The comparison is defined as follows:

  • Two change vectors are equal when and only when all etags equal between corresponding node and database IDs
  • Change vector A is larger than change vector B if and only if all etags are larger or equal between corresponding node and database IDs
  • Change vector A conflicts with change vector B if and only if at least one etags is larger, equal or has node etag (and the other don't) and at least one etags is smaller between corresponding node and database IDs

Note that the change vectors are unsortable for two reasons:

  • Change vectors are unsorted collections of node tags/etag tuples, they can be sorted in multiple ways
  • Conflicting change vectors cannot be compared

Example 1

Let us assume two change vectors, v1 = [A:8, B:10, C:34], v2 = [A:23, B:12, C:65]
When we compare v1 and v2, we will do three comparisons:

  • A --> 8 (v1) < 23 (v2)
  • B --> 10 (v1) < 12 (v2)
  • C --> 34 (v1) < 65 (v2)

Corresponding etags in v2 are greater than the ones in v1. This means that v1 < v2

Example 2

Let us assume two change vectors, v1 = [A:18, B:12, C:51], v2 = [A:23, B:12, C:65]
When we compare v1 and v2, we will do three comparisons:

  • A --> 18 (v1) < 23 (v2)
  • B --> 12 (v1) = 12 (v2)
  • C --> 51 (v1) < 65 (v2)

Corresponding etags in v2 are greater than the ones in v1. This means that v1 < v2

Example 3

Let us assume two change vectors, v1 = [A:18, B:12, C:65], v2 = [A:58, B:12, C:51]
When we compare v1 and v2, we will do three comparisons:

  • A --> 18 (v1) < 58 (v2)
  • B --> 12 (v1) = 12 (v2)
  • C --> 65 (v1) > 51 (v2)

Etag 'A' in v1 is smaller than in v2, and Etag 'C' is larger in v1 than in v2. This means that v1 conflicts with v2.

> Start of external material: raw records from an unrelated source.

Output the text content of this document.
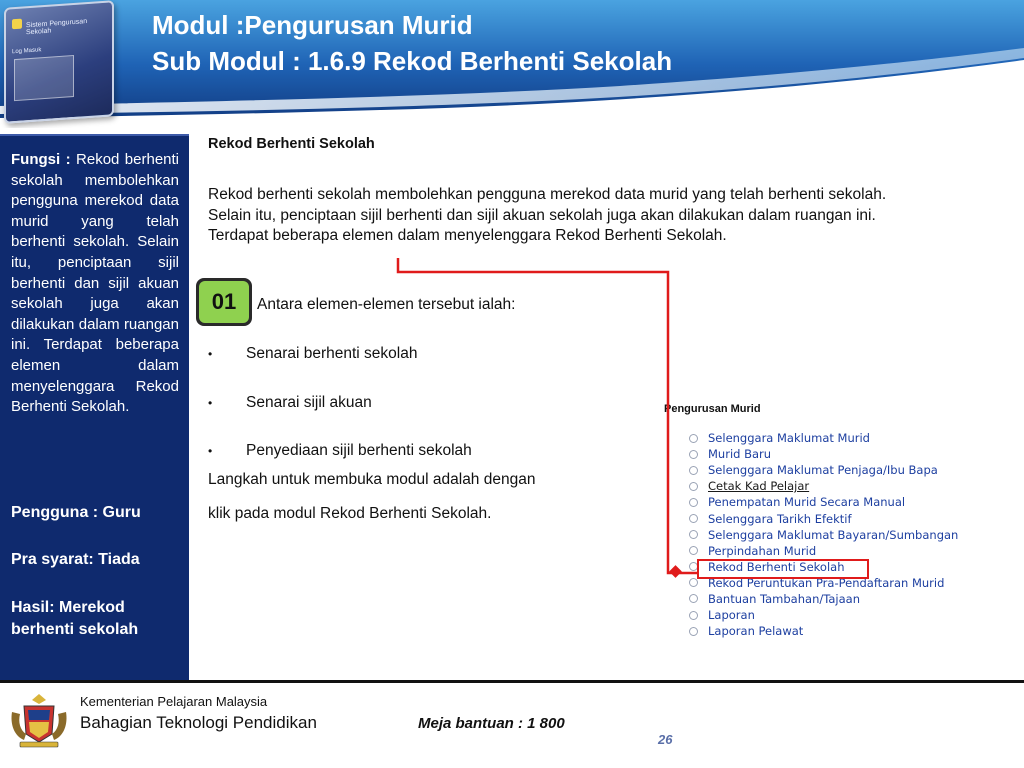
Sistem Pengurusan Sekolah
Log Masuk
Modul :Pengurusan Murid
Sub Modul : 1.6.9 Rekod Berhenti Sekolah
Fungsi : Rekod berhenti sekolah membolehkan pengguna merekod data murid yang telah berhenti sekolah. Selain itu, penciptaan sijil berhenti dan sijil akuan sekolah juga akan dilakukan dalam ruangan ini. Terdapat beberapa elemen dalam menyelenggara Rekod Berhenti Sekolah.
Pengguna : Guru
Pra syarat: Tiada
Hasil: Merekod berhenti sekolah
Rekod Berhenti Sekolah
Rekod berhenti sekolah membolehkan pengguna merekod data murid yang telah berhenti sekolah. Selain itu, penciptaan sijil berhenti dan sijil akuan sekolah juga akan dilakukan dalam ruangan ini. Terdapat beberapa elemen dalam menyelenggara Rekod Berhenti Sekolah.
01	Antara elemen-elemen tersebut ialah:
• Senarai berhenti sekolah
• Senarai sijil akuan
• Penyediaan sijil berhenti sekolah
Langkah untuk membuka modul adalah dengan
klik pada modul Rekod Berhenti Sekolah.
Pengurusan Murid
Selenggara Maklumat Murid
Murid Baru
Selenggara Maklumat Penjaga/Ibu Bapa
Cetak Kad Pelajar
Penempatan Murid Secara Manual
Selenggara Tarikh Efektif
Selenggara Maklumat Bayaran/Sumbangan
Perpindahan Murid
Rekod Berhenti Sekolah
Rekod Peruntukan Pra-Pendaftaran Murid
Bantuan Tambahan/Tajaan
Laporan
Laporan Pelawat
Kementerian Pelajaran Malaysia
Bahagian Teknologi Pendidikan	Meja bantuan : 1 800
26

Concurrency Control at the Cluster

RavenDB implements a multi master strategy for handling database writes. This means that it will never reject a valid write to a document (under the assumption that if you tried to write data to the database, you're probably interested in keeping it). This behavior can lead to certain edge cases. In particular, under network partition scenario, it is possible for two clients to talk to two RavenDB nodes and to update a document with optimistic concurrency check.

The concurrency check is done at the local node level, to ensure that we can still process writes in the case of a network partition or partial failure scenario. That can mean that two writes to separate servers will both succeed, even if each write specified the same original change vector, because each server did the check independently. Under such a scenario, the generated change vectors for the document on each server will be different, and as soon as replication between these nodes will run the databases will detect this conflict and resolve it according to your conflict resolution strategy.

In practice, this kind of scenario is rare, since RavenDB attempts to direct all writes to the same node for each database under normal conditions to ensure that optimistic concurrency checks will always happen on the same machine.

Database Global Change Vector

The database global change vector is the same entity as the one used by the data it contains.
The value of the global change vector entries is determined by the maximum value of all the change vectors contained in its data.

E.g, a database containing the following documents:

  • Document A with change vector [A:1-0tIXNUeUckSe73dUR6rjrA, B:7-kSXfVRAkKEmffZpyfkd+Zw]
  • Document B with change vector [B:3-kSXfVRAkKEmffZpyfkd+Zw, C:13-ASFfVrAllEmzzZpyrtlrGq]

Will have the following global change vector:

  • [A:1-0tIXNUeUckSe73dUR6rjrA, B:7-kSXfVRAkKEmffZpyfkd+Zw, C:13-ASFfVrAllEmzzZpyrtlrGq]

The global change vector is used in the replication process to determine which data is already contained by the database. A document that all of his entries are lower or equal from/to the global change vector is considered contained.

Note that if data is considered contained by a database it doesn't mean it is present in the database, it may already be overwritten by more up-to-date data.